If the cause is the one described above, the solution is to make sure that the data is parsed without nan values. I implemented it this week in spatialdata-io, and I also now make sure (in spatialdata) that the radius is never nan. Therefore calling xenium() again should make the problem fade away.

Nevertheless, if you already wrote the data to disk, a different approach is required, I am preparing it and I will share this information.

LucaMarconato avatar Aug 02 '24 14:08 LucaMarconato

Here is it, please find detailed instructions on how to correct the radii if the data is already written to disk: https://github.com/scverse/spatialdata/discussions/657.

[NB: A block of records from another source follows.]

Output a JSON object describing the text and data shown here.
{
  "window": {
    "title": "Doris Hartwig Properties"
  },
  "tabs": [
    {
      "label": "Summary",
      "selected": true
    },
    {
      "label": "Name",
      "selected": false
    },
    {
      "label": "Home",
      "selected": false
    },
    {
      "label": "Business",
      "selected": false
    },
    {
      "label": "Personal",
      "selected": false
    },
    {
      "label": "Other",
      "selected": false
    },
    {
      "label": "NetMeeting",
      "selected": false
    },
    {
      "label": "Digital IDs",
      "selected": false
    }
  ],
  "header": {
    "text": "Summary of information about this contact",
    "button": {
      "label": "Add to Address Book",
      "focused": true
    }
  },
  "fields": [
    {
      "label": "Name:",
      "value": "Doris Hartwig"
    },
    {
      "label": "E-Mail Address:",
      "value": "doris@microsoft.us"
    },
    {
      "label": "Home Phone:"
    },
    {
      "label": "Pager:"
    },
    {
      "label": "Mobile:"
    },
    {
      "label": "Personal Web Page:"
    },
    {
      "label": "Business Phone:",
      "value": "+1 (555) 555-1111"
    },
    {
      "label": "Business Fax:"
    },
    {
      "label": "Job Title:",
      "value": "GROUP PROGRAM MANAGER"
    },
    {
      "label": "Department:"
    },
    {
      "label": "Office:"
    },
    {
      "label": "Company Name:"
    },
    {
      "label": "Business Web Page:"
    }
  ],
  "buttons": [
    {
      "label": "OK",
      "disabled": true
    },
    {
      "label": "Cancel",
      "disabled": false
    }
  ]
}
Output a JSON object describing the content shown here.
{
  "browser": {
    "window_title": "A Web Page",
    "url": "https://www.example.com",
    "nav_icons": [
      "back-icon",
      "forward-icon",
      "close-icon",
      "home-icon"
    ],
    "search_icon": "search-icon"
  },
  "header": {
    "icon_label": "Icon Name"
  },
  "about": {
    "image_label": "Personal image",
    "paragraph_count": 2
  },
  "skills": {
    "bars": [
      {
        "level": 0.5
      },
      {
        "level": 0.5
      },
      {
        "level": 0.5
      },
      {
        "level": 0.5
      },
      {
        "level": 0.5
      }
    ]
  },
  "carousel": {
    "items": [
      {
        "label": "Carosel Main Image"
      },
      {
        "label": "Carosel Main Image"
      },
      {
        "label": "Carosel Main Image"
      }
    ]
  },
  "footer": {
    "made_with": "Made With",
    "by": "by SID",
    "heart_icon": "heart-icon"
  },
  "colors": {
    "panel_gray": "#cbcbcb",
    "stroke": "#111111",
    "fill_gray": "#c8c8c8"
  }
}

Looking forward your your feedbacks @olivermccallion @easlinger, I am optimistic that the solution above will fix the issue.

LucaMarconato avatar Aug 02 '24 16:08 LucaMarconato

I will close the issue as the approach described above describes a solution.

LucaMarconato avatar Aug 16 '24 15:08 LucaMarconato

Here is it, please find detailed instructions on how to correct the radii if the data is already written to disk: #657.

Looking forward your your feedbacks @olivermccallion @easlinger, I am optimistic that the solution above will fix the issue.

Thanks so much for the fix!

easlinger avatar Aug 17 '24 18:08 easlinger